Ademais, ressalto que a decisão proferida em sede de ação penal somente interfere na análise da responsabilidade civil nos casos de inexistência do delito ou de negativa de autoria, conforme disposto no artigo 935 do Código Civil,  cuja regra aplica-se subsidiariamente aos processos desta Corte de Contas (artigo 308 do Regimento Interno).

Art. 935. A responsabilidade civil é independente da criminal, não se podendo questionar mais sobre a existência do fato, ou sobre quem seja o seu autor, quando estas questões se acharem decididas no juízo criminal

Desse modo, as alegações e informações trazidas pelo Sr. Dário Berger não demandam a revisão do posicionamento anteriormente externado por esta Relatora .

Por oportuno, passo a tecer algumas considerações em relação à referida Proposta de Voto e ao Voto Divergente encaminhado pelo Conselheiro Adircélio de Moraes Ferreira Junior.

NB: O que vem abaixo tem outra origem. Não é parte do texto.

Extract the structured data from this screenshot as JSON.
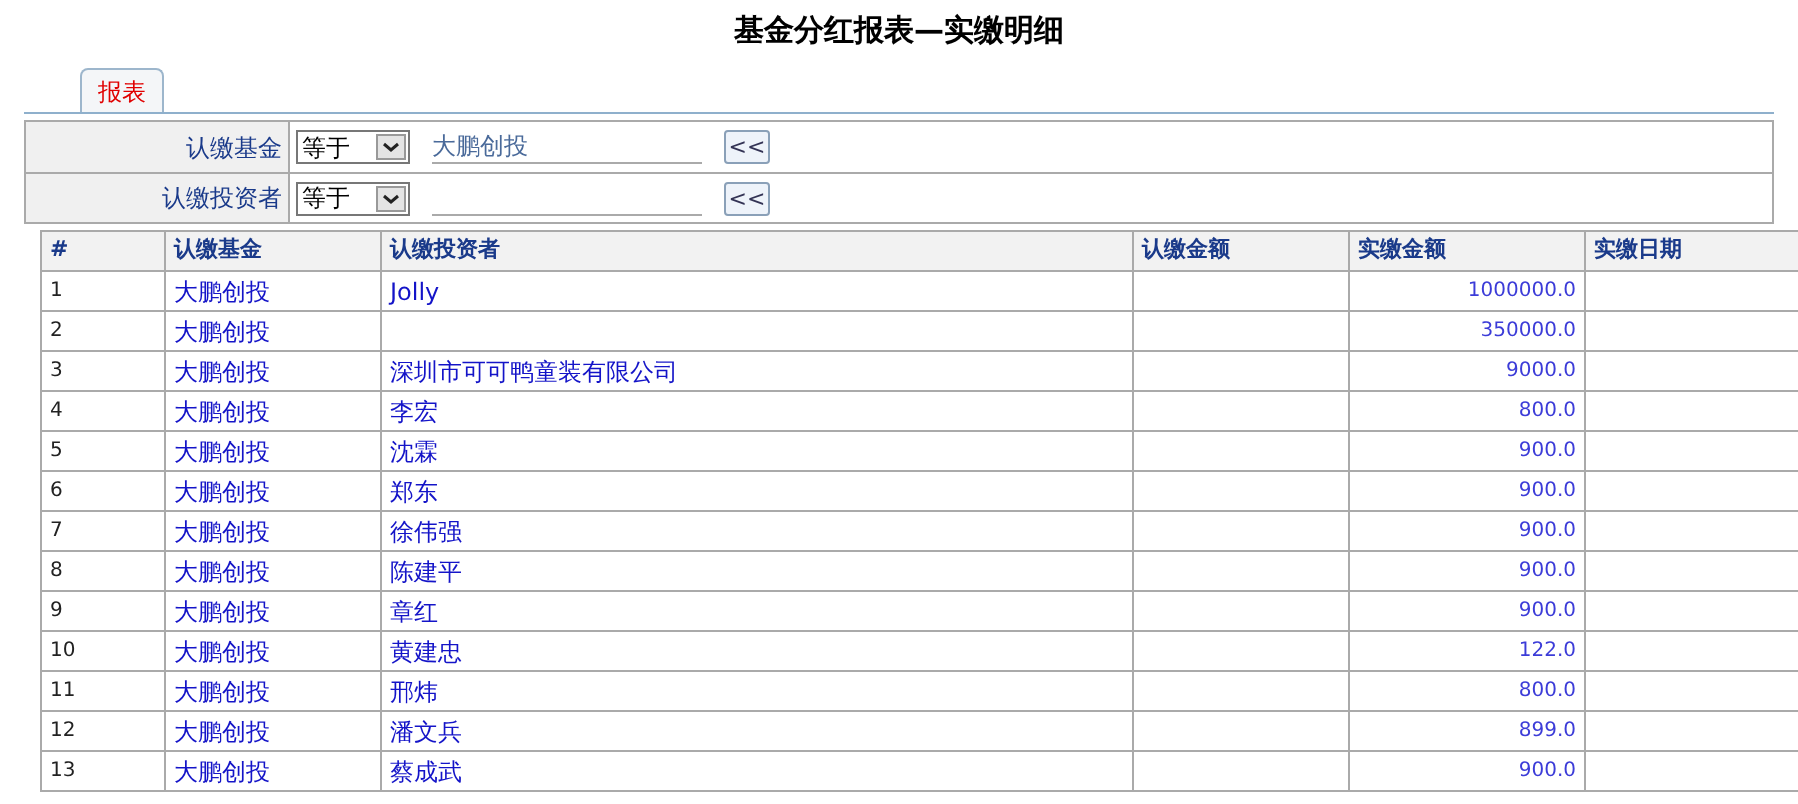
{
  "title": "基金分红报表—实缴明细",
  "tabs": [
    {
      "label": "报表",
      "selected": true
    }
  ],
  "filters": [
    {
      "label": "认缴基金",
      "operator": "等于",
      "value": "大鹏创投",
      "button": "<<"
    },
    {
      "label": "认缴投资者",
      "operator": "等于",
      "button": "<<"
    }
  ],
  "table": {
    "columns": [
      "#",
      "认缴基金",
      "认缴投资者",
      "认缴金额",
      "实缴金额",
      "实缴日期"
    ],
    "rows": [
      {
        "no": "1",
        "fund": "大鹏创投",
        "investor": "Jolly",
        "paid": "1000000.0"
      },
      {
        "no": "2",
        "fund": "大鹏创投",
        "paid": "350000.0"
      },
      {
        "no": "3",
        "fund": "大鹏创投",
        "investor": "深圳市可可鸭童装有限公司",
        "paid": "9000.0"
      },
      {
        "no": "4",
        "fund": "大鹏创投",
        "investor": "李宏",
        "paid": "800.0"
      },
      {
        "no": "5",
        "fund": "大鹏创投",
        "investor": "沈霖",
        "paid": "900.0"
      },
      {
        "no": "6",
        "fund": "大鹏创投",
        "investor": "郑东",
        "paid": "900.0"
      },
      {
        "no": "7",
        "fund": "大鹏创投",
        "investor": "徐伟强",
        "paid": "900.0"
      },
      {
        "no": "8",
        "fund": "大鹏创投",
        "investor": "陈建平",
        "paid": "900.0"
      },
      {
        "no": "9",
        "fund": "大鹏创投",
        "investor": "章红",
        "paid": "900.0"
      },
      {
        "no": "10",
        "fund": "大鹏创投",
        "investor": "黄建忠",
        "paid": "122.0"
      },
      {
        "no": "11",
        "fund": "大鹏创投",
        "investor": "邢炜",
        "paid": "800.0"
      },
      {
        "no": "12",
        "fund": "大鹏创投",
        "investor": "潘文兵",
        "paid": "899.0"
      },
      {
        "no": "13",
        "fund": "大鹏创投",
        "investor": "蔡成武",
        "paid": "900.0"
      }
    ]
  }
}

A análise dos efeitos da anulação da inexigibilidade de licitação e do contrato em face da constatação de ilegalidade realizada por esta Relatora na Proposta de Voto considerou ter sido constatada a atuação de má-fé da empresa contratada. Esse fato é determinante para que se verifique a pertinência ou não de eventual indenização relativamente aos custos do que foi executado.

Foi citada jurisprudência do TCU e do STJ no sentido de que nos casos em que a empresa tenha agido de má-fé ou concorrido para a nulidade não há o dever de indenizar por parte da Administração, hipótese que se assemelha à discutida nos presentes autos.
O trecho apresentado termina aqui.